Focus on relations between Pyongyang and the world
President Donald Trump and Kim Jong-un might soon face each other across a negotiating table. Aside from all the usual questions about whether it will actually happen and whether North Korea might really get rid of its nuclear weapons, investors are left wondering what this might mean for them.
Despite talk of peninsula reunification, the most sensible first step would be for the North to stand alone as a normal country in its own right. This would serve the interests of all its neighbours and the US and is probably the most sensible first goal.
There is a tendency to think that any rapprochement would bring bills for South Korea akin to those borne by Germany during its reunification period.
However, the precedent set in Myanmar shows that supra-national agencies can (and will) pour money into infrastructure, health and connectivity, while companies bring factories and legitimate hard-currency earnings.
Benefits for South Korea
Not that the governments of China and South Korea would be reluctant to invest though. South Korea needs contracts for its heavy industrial companies, hit hard by the collapse of both the global shipping cycle and oil prices in recent years.

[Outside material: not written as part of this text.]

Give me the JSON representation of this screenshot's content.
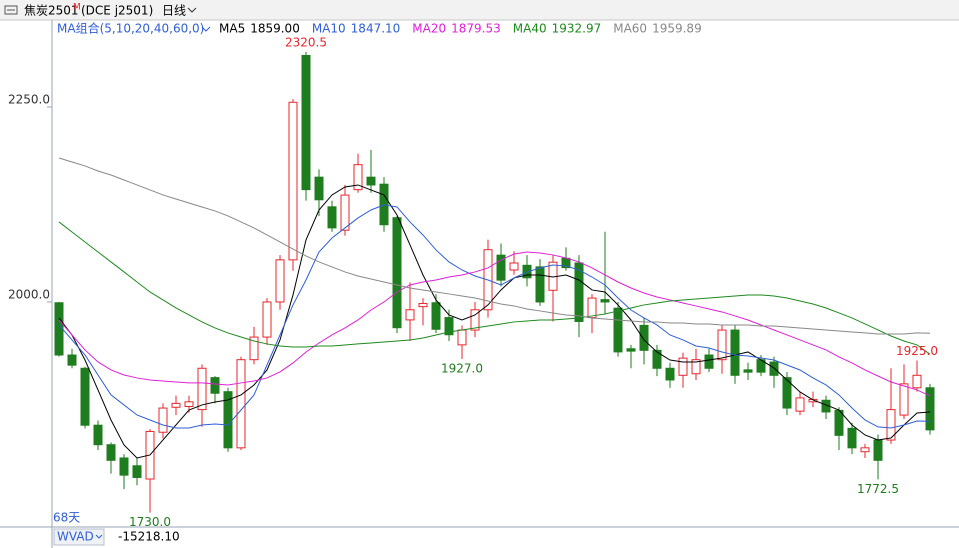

The South has a rapidly ageing population, where the rate of deaths now exceeds births, while 68% of the North’s population is of working age, with an average life expectancy of 69.
Of course, youthful workers would come at a cost – training is expected to be expensive, but with mobile phones, intranet and e-payments already prolific in the North, training the workforce will not start from a knowledge base as low as in Myanmar.
For some companies, the attractions are obvious: the North has abundant resources of both coal and iron ore, which the South might legitimately help to develop (using South Korean machinery) in return for discounted commodities.
Consumer goods should benefit too – demand for South Korean branded goods and snacks is likely to rise sharply in the North as soon as they are allowed, while families divided by the war are likely to want to take car-loads of goods to relatives in the North.
As online shopping already allows North Koreans to buy imported goods and food on the national intranet, distribution may be easier than might be imagined.
Boost for Chinese regions
Nor will South Korea be the only beneficiary. China’s North Eastern provinces of Jilin, Liaoning and Heilongjiang are reeling from the loss of heavy industrial jobs, after China’s shift to cleaner industry bit hard, and new customers would be welcome.
More tangentially, the South’s decision to buy the US’s Terminal High Altitude Area Defence missile system in 2017 led China to embargo Korean goods of all sorts, so rapprochement may lead to détente – and returning profits too.
There is no discernible timescale for all of this yet. Things are moving very rapidly, but could accelerate like the fall of the Berlin Wall, or collapse back into near or actual hostility – and it is far too early to buy anything purely for North Korean upside.
We own many companies which stand to benefit if the North finally opens up, but they were bought on a sound investment case that does not rely on a boost from the North.